One bell was not enough.
She brought two…then three…then four…and each week she would ring her
bell to make her request and make us ring the bells as we sang. Honestly, it wasn’t very musical. But from Mrs. Dana it was joyful.
Time continued to waste away and so did Mrs. Dana. She had her husband bring Krispy Kreme donuts
to church because it was all she could eat and she wanted to share them. Even on a Krispy Kreme diet, she was now less
than 90 pounds. She would sit silently
in the pew and when we said hello to her, she would do her best to give a
slight nod. But when we sang her song,
she would ring her bell. That was all
she had left.
When I rang my joy bell, it was neither musical nor
joyful. I would be too choked up to
sing. I felt strongly for this dear
woman whose body could no longer communicate in the ways she loved best.
Or maybe it did. I
doubt any of us who knew Mrs. Dana will ever forget the joy that was her
strength in the most difficult of circumstances. She expressed it in a means and with a fervency
that none of us will ever forget.
That was probably 16 years ago, and I haven’t sung “Joy bells”

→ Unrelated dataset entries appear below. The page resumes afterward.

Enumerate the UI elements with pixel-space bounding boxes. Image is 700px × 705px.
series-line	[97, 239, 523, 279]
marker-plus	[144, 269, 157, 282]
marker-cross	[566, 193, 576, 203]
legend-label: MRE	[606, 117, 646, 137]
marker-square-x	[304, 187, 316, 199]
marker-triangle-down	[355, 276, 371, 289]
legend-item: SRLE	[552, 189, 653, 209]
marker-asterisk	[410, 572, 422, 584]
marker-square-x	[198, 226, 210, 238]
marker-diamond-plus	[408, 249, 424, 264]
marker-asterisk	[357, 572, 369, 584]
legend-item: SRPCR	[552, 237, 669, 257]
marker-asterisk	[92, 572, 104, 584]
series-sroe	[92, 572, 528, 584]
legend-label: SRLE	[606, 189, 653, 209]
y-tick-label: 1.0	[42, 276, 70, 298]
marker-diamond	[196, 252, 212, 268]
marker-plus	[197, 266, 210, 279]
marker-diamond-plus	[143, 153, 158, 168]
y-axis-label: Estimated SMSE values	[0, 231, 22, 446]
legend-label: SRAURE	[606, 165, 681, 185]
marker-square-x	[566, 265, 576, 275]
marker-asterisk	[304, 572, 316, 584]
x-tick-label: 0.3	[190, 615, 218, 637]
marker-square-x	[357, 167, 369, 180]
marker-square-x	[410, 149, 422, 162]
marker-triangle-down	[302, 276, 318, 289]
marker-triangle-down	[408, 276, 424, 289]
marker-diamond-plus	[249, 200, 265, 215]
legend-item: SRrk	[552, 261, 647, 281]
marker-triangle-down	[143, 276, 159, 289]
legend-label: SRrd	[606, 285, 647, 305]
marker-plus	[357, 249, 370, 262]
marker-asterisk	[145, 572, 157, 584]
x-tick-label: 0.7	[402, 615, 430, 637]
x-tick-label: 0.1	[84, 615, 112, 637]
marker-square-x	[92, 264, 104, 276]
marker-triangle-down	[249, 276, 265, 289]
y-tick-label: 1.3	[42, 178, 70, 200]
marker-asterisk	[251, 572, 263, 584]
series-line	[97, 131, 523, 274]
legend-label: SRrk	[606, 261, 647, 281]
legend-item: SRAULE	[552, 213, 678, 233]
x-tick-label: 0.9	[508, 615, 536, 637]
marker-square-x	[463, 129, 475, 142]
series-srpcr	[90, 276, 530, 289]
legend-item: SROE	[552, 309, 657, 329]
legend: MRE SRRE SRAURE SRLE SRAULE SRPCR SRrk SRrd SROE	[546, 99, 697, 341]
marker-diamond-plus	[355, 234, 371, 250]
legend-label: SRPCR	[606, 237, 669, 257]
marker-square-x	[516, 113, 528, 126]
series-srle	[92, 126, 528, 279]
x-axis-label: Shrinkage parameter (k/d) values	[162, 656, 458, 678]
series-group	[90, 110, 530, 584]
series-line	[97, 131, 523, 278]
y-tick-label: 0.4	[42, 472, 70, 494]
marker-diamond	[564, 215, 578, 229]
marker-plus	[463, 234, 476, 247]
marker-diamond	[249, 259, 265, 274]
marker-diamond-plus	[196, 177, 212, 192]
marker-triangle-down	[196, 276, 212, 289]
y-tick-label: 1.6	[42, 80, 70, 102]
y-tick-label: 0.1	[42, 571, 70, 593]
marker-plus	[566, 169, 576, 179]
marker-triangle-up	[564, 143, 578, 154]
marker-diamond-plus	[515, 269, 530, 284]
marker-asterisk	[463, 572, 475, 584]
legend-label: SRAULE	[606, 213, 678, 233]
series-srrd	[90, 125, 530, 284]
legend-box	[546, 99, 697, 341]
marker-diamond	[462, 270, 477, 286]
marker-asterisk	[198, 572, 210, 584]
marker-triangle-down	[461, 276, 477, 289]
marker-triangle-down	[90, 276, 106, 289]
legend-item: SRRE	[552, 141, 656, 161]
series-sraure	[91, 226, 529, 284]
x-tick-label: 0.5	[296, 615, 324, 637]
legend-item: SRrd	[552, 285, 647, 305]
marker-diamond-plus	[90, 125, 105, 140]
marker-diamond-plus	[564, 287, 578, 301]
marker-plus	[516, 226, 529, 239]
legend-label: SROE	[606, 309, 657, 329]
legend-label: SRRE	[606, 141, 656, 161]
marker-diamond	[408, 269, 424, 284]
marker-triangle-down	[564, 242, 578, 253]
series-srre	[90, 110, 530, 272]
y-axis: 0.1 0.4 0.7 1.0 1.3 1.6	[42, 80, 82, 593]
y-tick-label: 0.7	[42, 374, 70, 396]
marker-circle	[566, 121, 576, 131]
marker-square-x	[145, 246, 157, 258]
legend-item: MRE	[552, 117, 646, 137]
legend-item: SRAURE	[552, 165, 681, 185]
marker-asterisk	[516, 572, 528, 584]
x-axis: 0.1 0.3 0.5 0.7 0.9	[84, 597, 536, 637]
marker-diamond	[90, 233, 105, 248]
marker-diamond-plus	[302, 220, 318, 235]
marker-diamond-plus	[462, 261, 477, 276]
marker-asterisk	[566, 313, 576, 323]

since her funeral. But I’ve thought of
it many times—always with the collection of souvenir handbells ringing in the
background. And I know that in heaven,
Mrs. Dana is talking and laughing again.
And on earth, her memory is reminding us that despite our circumstances,
we’ve been instructed to “rejoice always.”
Even when you cannot talk and cannot laugh—no excuses. Find yourself a bell and let the world know
that you are joyful—even when it is through tears.
1 comment:
people like Louise just can't be forgotten.